TeXtify listens to your voice through your microphone, and converts it into LaTeX code, which is then used to create a customizable, beautiful LaTeX document right in your browser. All you have to do is say your equation out loud and we handle the rest!

How we built it

We built TeXtify using a React (TypeScript) frontend. We used the Google Cloud speech-to-text API to transcribe the user's voice from the microphone into text. We then pass that data to a Python FastAPI backend, which provides the data along with a very specific prompt to Cohere's generate API to get back the LaTeX code, which is provided back to the frontend. Both the client and the server are hosted in a Google Cloud Run serverless environment, which allows them to scale vertically independent of each other based on user demand.

Challenges we ran into

Designing the prompt so that we got clean LaTeX code with no extras and as few mistakes as possible was quite difficult. The LLM had a tendency to treat its response as a conversation, adding a bunch of text to provide context, which while appreciated, was not required for us. State management was also a pretty big challenge in React (as usual). It was especially difficult for us because the editing done in the Editor pane had to immediately update on the Document pane, leading to some complex state interactions.

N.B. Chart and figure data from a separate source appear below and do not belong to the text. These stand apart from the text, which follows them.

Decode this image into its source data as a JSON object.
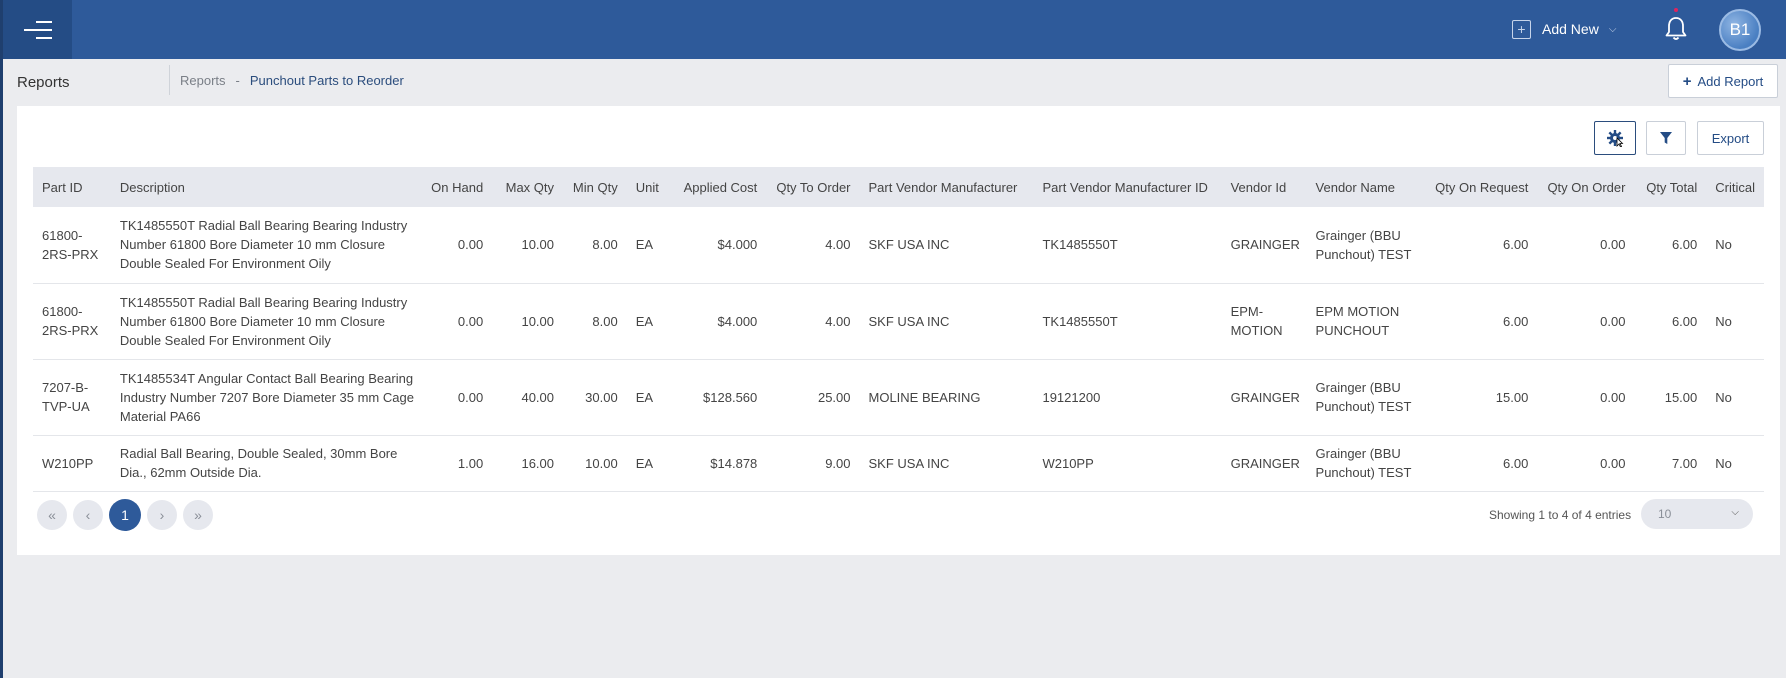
{
  "header": {
    "add_new_label": "Add New",
    "avatar_initials": "B1"
  },
  "subheader": {
    "title": "Reports",
    "breadcrumb_root": "Reports",
    "breadcrumb_sep": "-",
    "breadcrumb_current": "Punchout Parts to Reorder",
    "add_report_label": "Add Report"
  },
  "toolbar": {
    "export_label": "Export"
  },
  "table": {
    "columns": [
      "Part ID",
      "Description",
      "On Hand",
      "Max Qty",
      "Min Qty",
      "Unit",
      "Applied Cost",
      "Qty To Order",
      "Part Vendor Manufacturer",
      "Part Vendor Manufacturer ID",
      "Vendor Id",
      "Vendor Name",
      "Qty On Request",
      "Qty On Order",
      "Qty Total",
      "Critical"
    ],
    "rows": [
      {
        "part_id": "61800-\n2RS-PRX",
        "description": "TK1485550T Radial Ball Bearing Bearing Industry Number 61800 Bore Diameter 10 mm Closure Double Sealed For Environment Oily",
        "on_hand": "0.00",
        "max_qty": "10.00",
        "min_qty": "8.00",
        "unit": "EA",
        "applied_cost": "$4.000",
        "qty_to_order": "4.00",
        "manufacturer": "SKF USA INC",
        "manufacturer_id": "TK1485550T",
        "vendor_id": "GRAINGER",
        "vendor_name": "Grainger (BBU Punchout) TEST",
        "qty_on_request": "6.00",
        "qty_on_order": "0.00",
        "qty_total": "6.00",
        "critical": "No"
      },
      {
        "part_id": "61800-\n2RS-PRX",
        "description": "TK1485550T Radial Ball Bearing Bearing Industry Number 61800 Bore Diameter 10 mm Closure Double Sealed For Environment Oily",
        "on_hand": "0.00",
        "max_qty": "10.00",
        "min_qty": "8.00",
        "unit": "EA",
        "applied_cost": "$4.000",
        "qty_to_order": "4.00",
        "manufacturer": "SKF USA INC",
        "manufacturer_id": "TK1485550T",
        "vendor_id": "EPM-\nMOTION",
        "vendor_name": "EPM MOTION PUNCHOUT",
        "qty_on_request": "6.00",
        "qty_on_order": "0.00",
        "qty_total": "6.00",
        "critical": "No"
      },
      {
        "part_id": "7207-B-\nTVP-UA",
        "description": "TK1485534T Angular Contact Ball Bearing Bearing Industry Number 7207 Bore Diameter 35 mm Cage Material PA66",
        "on_hand": "0.00",
        "max_qty": "40.00",
        "min_qty": "30.00",
        "unit": "EA",
        "applied_cost": "$128.560",
        "qty_to_order": "25.00",
        "manufacturer": "MOLINE BEARING",
        "manufacturer_id": "19121200",
        "vendor_id": "GRAINGER",
        "vendor_name": "Grainger (BBU Punchout) TEST",
        "qty_on_request": "15.00",
        "qty_on_order": "0.00",
        "qty_total": "15.00",
        "critical": "No"
      },
      {
        "part_id": "W210PP",
        "description": "Radial Ball Bearing, Double Sealed, 30mm Bore Dia., 62mm Outside Dia.",
        "on_hand": "1.00",
        "max_qty": "16.00",
        "min_qty": "10.00",
        "unit": "EA",
        "applied_cost": "$14.878",
        "qty_to_order": "9.00",
        "manufacturer": "SKF USA INC",
        "manufacturer_id": "W210PP",
        "vendor_id": "GRAINGER",
        "vendor_name": "Grainger (BBU Punchout) TEST",
        "qty_on_request": "6.00",
        "qty_on_order": "0.00",
        "qty_total": "7.00",
        "critical": "No"
      }
    ]
  },
  "pager": {
    "current_page": "1",
    "showing_text": "Showing 1 to 4 of 4 entries",
    "page_size": "10"
  },
  "colors": {
    "topbar": "#2e5a9a",
    "accent": "#244c85"
  }
}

Accomplishments that we're proud of

We are very proud of how we were able to turn TeXtify into a project that we would use for ourselves in such a short amount of time. It will prove invaluable during exams when the wrist fatigue from writing continuously will kick in.

What we learned

We learned a lot about how LLMs can and will be used in software applications. They can be used for so many things, not just chat apps.

What's next for TeXtify

There is a lot we wish to do for TeXtify in the future. We think that this could change the way we write notes and assignments for university, and we are very excited to add many new features, such as multiple documents with saving your progress (the backend is actually done for this we just didn't have time for the frontend), and a full speech-to-text interface, not just for math but for the titles and headers too. We would also like to better tune the LLM to understand and generate LaTeX code.